Retraining workers won’t work

Update: one of our readers caught a mistake in the chart. I indexed the data to December 2008, or one year after the recession actually started in December 2007. The statistics that changed are formatted in bold, and the chart in the article has been updated. The analysis doesn’t change at all, but the number of jobs lost during the recession is higher than those indicated in the original article.

From the NY Times, White House Plans Job Training Partnership (bold by me):

As part of efforts to address record-high levels of long-term unemployment, President Obama plans to announce a new national public-private partnership on Monday to help retrain workers for jobs that are in demand.

The national program is a response to frustrations from both workers and employers who complain that public retraining programs frequently do not provide students with employable skills. This new initiative is intended to help better align community college curriculums with the demands of local companies.
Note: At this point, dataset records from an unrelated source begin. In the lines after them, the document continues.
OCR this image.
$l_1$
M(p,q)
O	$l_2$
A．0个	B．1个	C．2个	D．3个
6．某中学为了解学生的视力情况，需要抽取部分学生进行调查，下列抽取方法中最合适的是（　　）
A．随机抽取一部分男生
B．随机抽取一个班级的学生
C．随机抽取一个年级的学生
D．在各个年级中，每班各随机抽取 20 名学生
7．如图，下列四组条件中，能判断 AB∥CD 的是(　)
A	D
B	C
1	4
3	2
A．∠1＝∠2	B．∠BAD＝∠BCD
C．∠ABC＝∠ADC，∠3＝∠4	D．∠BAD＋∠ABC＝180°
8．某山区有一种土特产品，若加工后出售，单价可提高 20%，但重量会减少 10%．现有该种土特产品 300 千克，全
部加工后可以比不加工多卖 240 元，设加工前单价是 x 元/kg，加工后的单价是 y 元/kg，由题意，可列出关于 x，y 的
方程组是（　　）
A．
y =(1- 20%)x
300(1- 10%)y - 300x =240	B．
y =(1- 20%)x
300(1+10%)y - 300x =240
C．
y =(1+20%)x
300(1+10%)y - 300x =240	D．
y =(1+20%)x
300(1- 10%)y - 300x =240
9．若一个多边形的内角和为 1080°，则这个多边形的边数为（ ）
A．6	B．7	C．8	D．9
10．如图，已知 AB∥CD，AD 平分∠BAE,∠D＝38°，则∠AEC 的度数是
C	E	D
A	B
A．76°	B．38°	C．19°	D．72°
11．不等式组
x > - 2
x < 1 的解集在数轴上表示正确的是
“The goal is to encourage community colleges and other training providers to work in close partnership with employers, to design a curriculum where they want to hire the people coming out of these programs right away,” said Austan Goolsbee, chairman of the President’s Council of Economic Advisers.
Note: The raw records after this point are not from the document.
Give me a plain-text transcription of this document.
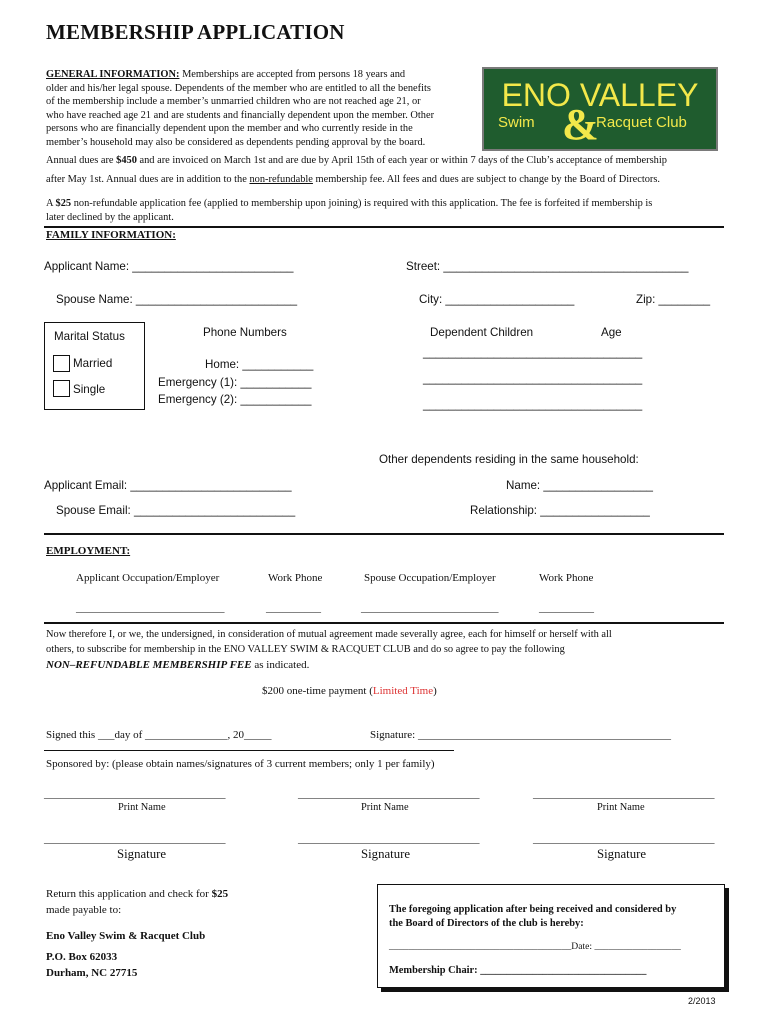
MEMBERSHIP APPLICATION
GENERAL INFORMATION: Memberships are accepted from persons 18 years and
older and his/her legal spouse. Dependents of the member who are entitled to all the benefits
of the membership include a member’s unmarried children who are not reached age 21, or
who have reached age 21 and are students and financially dependent upon the member. Other
persons who are financially dependent upon the member and who currently reside in the
member’s household may also be considered as dependents pending approval by the board.
ENO VALLEY
Swim &
Racquet Club
Annual dues are $450 and are invoiced on March 1st and are due by April 15th of each year or within 7 days of the Club’s acceptance of membership
after May 1st. Annual dues are in addition to the non-refundable membership fee. All fees and dues are subject to change by the Board of Directors.
A $25 non-refundable application fee (applied to membership upon joining) is required with this application. The fee is forfeited if membership is
later declined by the applicant.
FAMILY INFORMATION:
Applicant Name: _________________________	Street: ______________________________________
Spouse Name: _________________________	City: ____________________	Zip: ________
Marital Status
Married
Single
Phone Numbers
Home: ___________
Emergency (1): ___________
Emergency (2): ___________
Dependent Children	Age
__________________________________
__________________________________
__________________________________
Other dependents residing in the same household:
Applicant Email: _________________________	Name: _________________
Spouse Email: _________________________	Relationship: _________________
EMPLOYMENT:
Applicant Occupation/Employer	Work Phone	Spouse Occupation/Employer	Work Phone
___________________________	__________	_________________________	__________
Now therefore I, or we, the undersigned, in consideration of mutual agreement made severally agree, each for himself or herself with all
others, to subscribe for membership in the ENO VALLEY SWIM & RACQUET CLUB and do so agree to pay the following
NON–REFUNDABLE MEMBERSHIP FEE as indicated.
$200 one-time payment (Limited Time)
Signed this ___day of _______________, 20_____	Signature: ______________________________________________
Sponsored by: (please obtain names/signatures of 3 current members; only 1 per family)
_________________________________	_________________________________	_________________________________
Print Name	Print Name	Print Name
_________________________________	_________________________________	_________________________________
Signature	Signature	Signature
Return this application and check for $25
made payable to:
Eno Valley Swim & Racquet Club
P.O. Box 62033
Durham, NC 27715
The foregoing application after being received and considered by
the Board of Directors of the club is hereby:
______________________________________Date: __________________
Membership Chair: ________________________________
_____________________________________
2/2013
The White House has coined this program Skills for America’s Future. The complication is, that lack of skills is not the problem for the 66% of the labor force aged 25 years and over without a bachelor’s degree. The problem is the lack of jobs.
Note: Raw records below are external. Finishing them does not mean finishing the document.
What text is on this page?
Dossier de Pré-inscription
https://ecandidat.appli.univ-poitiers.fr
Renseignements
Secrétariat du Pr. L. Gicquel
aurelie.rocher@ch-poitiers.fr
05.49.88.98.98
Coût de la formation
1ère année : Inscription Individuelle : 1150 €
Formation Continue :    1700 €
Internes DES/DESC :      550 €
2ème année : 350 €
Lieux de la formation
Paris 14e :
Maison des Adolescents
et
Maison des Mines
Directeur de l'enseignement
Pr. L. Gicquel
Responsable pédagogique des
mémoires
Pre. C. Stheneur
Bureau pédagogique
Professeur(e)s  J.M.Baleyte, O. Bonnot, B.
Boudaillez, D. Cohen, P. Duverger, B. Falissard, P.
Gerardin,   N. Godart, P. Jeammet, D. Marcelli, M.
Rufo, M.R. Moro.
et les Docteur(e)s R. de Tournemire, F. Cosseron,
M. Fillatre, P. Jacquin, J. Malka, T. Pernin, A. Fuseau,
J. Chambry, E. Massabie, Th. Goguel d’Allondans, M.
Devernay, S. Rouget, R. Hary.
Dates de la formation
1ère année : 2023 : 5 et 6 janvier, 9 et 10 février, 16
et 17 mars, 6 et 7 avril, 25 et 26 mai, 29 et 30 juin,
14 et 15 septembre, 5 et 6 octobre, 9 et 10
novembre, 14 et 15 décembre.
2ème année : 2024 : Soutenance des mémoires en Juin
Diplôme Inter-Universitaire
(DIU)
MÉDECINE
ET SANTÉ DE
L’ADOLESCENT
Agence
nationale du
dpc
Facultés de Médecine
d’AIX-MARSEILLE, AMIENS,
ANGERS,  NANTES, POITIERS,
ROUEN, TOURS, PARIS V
The chart illustrates the dynamics of employment by level of education through August 2010, as measured by the Bureau of Labor Statistics. Note that the data are indexed to the onset of the recession, December 2007, where 100 implies that employment is now at its pre-recession level.

The only category to recover employment in full is that requiring a Bachelor’s degree or higher. Furthermore, no material change in employment for BA’s (or higher) has occurred since about a year ago, as indexed employment hovers around 100. No new jobs.

The levels of employment for those workers with the lowest levels of educational attainment, 1. and 2., are 10.2% and 6.6% below pre-recession levels, respectively. That is over 3.5 million jobs.

The White House program is targeted at community college students, or education category 3., some college or associate degree in the chart above. Employment for workers with a community college degree sits over 3.2% below pre-recession levels, or 1.1 million jobs. Retraining workers will not raise the employment level further.

The government needs to “add jobs”, not “retrain workers”, and stimulate domestic aggregate demand.